Let me be honest from the start. I don’t know much about Nikolai Aseyev. His name and legacy in my understanding is confused and murky. I remember encountering him when I was a grad student, or before. He first appeared to me as one of the top Russian poets of the 1910s. He was an associate of Boris Pasternak and the Tsentrifuga group of the Futurists. He spent time in the Far East with David Burliuk and Sergei Tretyakov, both fascinating figures in the territory of Russian avant-garde art of the 1920s. He was associated with Vladimir Mayakovsky and later in life (1937-40) wrote a well-known epic poem entitled “Mayakovsky Begins.” It is characteristic, however, that when that poem appeared, a section devoted to the great innovator Velemir Khlebnikov was deleted. There, in a nutshell, you have that confusion in my head about Aseyev: the poet receives a Stalin Prize for his poem about Mayakovsky, but (because he?) agrees to cut out a section he wrote about Khlebnikov. From the late 1920s until his death in 1963 (he was born in 1889, the same year as my grandmother), Aseyev was pretty much a Communist Party functionary by way of literature.

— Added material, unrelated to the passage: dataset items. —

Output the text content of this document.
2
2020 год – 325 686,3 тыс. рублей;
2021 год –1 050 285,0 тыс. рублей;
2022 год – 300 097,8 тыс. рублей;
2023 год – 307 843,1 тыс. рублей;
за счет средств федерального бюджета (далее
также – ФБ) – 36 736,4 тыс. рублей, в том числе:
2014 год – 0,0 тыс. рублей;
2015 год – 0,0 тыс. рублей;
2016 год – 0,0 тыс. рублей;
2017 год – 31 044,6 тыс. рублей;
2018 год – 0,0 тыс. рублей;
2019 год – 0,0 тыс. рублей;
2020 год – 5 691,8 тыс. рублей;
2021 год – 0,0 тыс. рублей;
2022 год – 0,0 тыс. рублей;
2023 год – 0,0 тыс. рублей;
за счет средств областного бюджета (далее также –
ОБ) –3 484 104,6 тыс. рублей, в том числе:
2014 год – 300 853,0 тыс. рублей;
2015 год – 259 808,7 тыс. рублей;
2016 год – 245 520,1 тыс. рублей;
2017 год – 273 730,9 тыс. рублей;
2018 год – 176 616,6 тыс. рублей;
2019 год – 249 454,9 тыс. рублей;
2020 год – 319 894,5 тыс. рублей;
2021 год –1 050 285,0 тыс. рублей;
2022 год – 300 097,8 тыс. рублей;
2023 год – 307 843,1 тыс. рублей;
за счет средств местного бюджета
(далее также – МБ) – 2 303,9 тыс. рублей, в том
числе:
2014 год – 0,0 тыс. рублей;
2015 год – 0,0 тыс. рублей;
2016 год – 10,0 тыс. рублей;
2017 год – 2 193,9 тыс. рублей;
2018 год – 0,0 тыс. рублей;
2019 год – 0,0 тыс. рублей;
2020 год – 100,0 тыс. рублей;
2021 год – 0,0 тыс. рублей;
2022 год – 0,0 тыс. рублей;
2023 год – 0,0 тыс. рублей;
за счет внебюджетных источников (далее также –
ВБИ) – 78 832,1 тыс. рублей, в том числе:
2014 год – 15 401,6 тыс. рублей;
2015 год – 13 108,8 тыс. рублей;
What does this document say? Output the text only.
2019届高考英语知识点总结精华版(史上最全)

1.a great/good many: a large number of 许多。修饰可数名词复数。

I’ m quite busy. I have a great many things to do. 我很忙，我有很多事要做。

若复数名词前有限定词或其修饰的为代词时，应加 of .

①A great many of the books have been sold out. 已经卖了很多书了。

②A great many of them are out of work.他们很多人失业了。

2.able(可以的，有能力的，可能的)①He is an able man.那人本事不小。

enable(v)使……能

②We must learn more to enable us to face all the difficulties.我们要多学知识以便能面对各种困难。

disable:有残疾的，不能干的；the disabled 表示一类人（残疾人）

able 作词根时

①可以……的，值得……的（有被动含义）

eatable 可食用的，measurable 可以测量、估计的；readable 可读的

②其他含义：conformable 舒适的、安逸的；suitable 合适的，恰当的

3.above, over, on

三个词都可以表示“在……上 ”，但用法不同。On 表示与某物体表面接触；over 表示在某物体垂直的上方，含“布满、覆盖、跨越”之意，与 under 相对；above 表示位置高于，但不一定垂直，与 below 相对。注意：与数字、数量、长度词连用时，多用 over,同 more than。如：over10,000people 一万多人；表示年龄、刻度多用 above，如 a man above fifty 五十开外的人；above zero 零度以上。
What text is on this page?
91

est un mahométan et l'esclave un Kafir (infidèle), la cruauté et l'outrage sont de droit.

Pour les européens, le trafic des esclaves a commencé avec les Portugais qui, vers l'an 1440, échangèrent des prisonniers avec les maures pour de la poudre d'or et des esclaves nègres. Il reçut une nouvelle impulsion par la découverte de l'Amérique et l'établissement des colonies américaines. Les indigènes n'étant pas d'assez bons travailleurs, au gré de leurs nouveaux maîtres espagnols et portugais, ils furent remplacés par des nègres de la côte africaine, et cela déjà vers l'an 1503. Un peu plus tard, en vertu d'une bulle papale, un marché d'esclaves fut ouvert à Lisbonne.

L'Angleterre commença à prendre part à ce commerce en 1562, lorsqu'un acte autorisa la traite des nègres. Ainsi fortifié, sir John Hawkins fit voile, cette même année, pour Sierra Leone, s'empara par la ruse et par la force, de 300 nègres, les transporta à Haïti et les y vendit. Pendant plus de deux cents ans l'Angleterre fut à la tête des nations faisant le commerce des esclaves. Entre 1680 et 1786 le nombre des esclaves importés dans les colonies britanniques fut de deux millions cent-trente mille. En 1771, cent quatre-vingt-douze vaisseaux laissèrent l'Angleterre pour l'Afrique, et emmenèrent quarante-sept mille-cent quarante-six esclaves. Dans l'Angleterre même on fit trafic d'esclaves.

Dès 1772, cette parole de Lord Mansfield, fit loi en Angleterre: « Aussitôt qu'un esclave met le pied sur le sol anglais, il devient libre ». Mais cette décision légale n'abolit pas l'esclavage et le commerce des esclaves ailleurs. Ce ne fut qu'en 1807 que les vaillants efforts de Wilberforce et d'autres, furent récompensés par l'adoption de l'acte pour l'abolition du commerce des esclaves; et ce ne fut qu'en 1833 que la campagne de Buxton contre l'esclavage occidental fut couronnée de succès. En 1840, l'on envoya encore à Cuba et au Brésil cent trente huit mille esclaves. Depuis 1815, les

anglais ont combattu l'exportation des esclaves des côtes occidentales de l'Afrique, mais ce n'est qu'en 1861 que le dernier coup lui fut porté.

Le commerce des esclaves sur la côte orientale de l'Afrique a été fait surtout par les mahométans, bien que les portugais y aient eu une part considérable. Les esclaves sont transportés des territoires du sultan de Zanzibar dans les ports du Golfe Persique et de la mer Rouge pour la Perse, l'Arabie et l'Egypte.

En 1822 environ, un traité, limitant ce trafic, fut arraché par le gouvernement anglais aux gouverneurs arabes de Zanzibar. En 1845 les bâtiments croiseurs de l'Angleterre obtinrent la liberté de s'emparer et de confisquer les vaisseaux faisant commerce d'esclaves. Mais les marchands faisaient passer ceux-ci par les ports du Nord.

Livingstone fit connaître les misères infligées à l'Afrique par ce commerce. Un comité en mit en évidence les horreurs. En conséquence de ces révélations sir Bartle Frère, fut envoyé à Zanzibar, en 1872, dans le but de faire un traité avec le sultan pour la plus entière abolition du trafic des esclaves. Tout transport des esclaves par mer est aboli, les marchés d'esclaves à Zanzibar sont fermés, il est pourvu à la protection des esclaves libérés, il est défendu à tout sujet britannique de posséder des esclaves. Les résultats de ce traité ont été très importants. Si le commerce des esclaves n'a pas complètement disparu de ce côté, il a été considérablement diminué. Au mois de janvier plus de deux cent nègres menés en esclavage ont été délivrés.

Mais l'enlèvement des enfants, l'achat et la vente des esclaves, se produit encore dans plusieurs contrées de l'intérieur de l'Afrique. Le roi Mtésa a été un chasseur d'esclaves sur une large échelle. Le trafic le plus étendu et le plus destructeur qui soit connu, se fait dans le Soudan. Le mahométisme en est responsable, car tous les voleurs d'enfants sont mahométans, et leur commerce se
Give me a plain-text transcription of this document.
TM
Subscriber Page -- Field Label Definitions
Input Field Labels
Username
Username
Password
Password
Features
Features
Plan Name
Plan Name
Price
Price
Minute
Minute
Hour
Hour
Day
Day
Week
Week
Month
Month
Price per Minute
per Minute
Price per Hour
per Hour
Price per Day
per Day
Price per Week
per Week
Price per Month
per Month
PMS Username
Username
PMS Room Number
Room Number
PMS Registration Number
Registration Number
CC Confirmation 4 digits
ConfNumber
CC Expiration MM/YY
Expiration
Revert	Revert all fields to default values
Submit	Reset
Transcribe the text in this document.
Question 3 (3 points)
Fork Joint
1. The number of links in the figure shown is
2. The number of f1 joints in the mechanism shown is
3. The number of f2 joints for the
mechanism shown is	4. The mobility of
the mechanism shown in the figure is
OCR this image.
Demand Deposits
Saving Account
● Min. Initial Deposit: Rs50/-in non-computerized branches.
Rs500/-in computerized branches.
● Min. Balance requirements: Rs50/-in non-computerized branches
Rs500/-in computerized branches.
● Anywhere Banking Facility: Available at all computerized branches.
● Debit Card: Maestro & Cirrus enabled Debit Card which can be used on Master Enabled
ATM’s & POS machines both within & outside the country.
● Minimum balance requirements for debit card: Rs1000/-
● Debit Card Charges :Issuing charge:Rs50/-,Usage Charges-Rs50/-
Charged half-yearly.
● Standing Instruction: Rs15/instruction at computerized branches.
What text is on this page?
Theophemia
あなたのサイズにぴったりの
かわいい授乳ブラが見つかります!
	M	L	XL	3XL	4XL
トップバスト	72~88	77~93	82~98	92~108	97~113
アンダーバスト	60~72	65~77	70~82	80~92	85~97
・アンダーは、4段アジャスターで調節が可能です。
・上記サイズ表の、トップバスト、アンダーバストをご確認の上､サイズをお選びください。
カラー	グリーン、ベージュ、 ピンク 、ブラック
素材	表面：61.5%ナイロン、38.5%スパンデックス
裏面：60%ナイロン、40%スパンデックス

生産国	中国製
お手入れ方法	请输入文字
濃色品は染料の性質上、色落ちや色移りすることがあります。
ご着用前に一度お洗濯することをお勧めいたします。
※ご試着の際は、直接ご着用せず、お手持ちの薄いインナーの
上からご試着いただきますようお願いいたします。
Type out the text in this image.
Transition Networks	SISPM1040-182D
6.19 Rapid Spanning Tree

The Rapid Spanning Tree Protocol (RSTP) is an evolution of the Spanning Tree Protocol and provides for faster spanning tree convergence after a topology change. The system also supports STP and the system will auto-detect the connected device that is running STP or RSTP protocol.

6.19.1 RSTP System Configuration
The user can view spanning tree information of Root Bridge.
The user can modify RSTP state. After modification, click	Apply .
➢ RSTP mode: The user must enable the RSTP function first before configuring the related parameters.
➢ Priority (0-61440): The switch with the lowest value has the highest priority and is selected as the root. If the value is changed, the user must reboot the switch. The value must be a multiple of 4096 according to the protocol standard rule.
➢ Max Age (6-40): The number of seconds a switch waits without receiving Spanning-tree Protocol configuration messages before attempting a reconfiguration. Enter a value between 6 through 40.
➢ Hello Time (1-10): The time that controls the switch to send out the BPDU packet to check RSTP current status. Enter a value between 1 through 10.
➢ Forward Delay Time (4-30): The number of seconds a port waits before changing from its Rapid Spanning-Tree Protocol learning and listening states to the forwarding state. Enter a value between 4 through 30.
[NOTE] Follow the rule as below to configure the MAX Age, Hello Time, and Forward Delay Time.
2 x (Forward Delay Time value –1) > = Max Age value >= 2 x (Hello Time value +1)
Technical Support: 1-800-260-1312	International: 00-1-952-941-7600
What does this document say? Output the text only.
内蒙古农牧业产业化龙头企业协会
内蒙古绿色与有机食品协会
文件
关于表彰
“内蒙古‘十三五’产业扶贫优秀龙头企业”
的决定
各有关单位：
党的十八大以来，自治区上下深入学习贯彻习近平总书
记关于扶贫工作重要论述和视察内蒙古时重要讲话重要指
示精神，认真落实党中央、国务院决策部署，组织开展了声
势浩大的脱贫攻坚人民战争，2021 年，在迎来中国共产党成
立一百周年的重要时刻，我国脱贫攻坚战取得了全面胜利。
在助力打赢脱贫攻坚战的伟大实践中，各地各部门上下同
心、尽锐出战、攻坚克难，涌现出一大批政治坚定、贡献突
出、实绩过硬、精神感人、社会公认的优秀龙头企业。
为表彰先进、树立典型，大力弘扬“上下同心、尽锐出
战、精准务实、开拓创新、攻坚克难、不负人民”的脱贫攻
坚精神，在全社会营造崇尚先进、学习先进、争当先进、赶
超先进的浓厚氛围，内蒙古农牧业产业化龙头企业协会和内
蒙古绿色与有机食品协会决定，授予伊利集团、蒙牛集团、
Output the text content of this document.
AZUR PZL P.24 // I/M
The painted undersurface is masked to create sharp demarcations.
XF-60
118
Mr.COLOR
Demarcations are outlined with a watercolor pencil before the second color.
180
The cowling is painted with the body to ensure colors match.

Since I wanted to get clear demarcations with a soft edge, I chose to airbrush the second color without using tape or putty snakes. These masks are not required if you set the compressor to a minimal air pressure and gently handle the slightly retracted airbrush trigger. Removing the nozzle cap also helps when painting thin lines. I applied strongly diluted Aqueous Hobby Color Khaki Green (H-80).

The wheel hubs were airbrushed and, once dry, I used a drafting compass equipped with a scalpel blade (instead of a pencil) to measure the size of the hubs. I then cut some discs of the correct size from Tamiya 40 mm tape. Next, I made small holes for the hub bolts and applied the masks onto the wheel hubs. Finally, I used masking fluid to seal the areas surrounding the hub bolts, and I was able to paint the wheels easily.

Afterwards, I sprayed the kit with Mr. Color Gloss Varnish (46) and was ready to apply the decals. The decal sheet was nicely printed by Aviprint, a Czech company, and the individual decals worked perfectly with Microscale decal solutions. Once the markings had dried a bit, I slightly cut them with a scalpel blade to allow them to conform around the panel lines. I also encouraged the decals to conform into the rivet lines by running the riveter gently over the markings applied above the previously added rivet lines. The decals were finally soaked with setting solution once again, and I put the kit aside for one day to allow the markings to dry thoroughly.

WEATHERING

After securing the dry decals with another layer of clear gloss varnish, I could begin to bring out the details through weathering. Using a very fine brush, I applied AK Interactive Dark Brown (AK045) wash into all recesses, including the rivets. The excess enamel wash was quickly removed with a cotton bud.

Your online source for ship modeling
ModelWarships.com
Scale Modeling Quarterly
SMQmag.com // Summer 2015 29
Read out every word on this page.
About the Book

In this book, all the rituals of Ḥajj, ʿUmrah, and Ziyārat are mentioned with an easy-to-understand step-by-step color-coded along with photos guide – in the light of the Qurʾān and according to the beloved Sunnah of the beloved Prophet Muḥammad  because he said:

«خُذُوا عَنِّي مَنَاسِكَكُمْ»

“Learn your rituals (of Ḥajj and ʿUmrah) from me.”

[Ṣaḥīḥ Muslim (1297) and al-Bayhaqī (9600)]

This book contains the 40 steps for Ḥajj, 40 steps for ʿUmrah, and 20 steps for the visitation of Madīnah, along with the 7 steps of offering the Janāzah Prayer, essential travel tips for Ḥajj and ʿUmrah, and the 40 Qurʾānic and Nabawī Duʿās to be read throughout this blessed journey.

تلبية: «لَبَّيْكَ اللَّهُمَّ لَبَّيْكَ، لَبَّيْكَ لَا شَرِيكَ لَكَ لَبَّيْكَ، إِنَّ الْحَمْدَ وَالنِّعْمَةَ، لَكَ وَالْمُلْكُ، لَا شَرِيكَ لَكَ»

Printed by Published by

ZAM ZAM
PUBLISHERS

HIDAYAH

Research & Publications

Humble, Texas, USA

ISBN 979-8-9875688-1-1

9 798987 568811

And yet, when I pass by this plaque commemorating the fact that Aseyev lived in this building on Kamergersky Pereulok across from the Moscow Art Theater from 1931 to 1963, I can’t help but feel that the connection to his early years – before he lived here – is stronger than the rest. If that’s sentimentality, so be it. I do know that in my mind I do not see him at all as the stoney-gazed, hard-jaw figure depicted on this plaque.
I don’t know which windows Aseyev looked out of when he took the time to do so. If you look carefully at the top photo here, however, you will see that a statue of Anton Chekhov, peering out from behind a restaurant umbrella, keeps a constant eye on those perusing the Aseyev plaque… Chekhov wasn’t there when Aseyev lived here.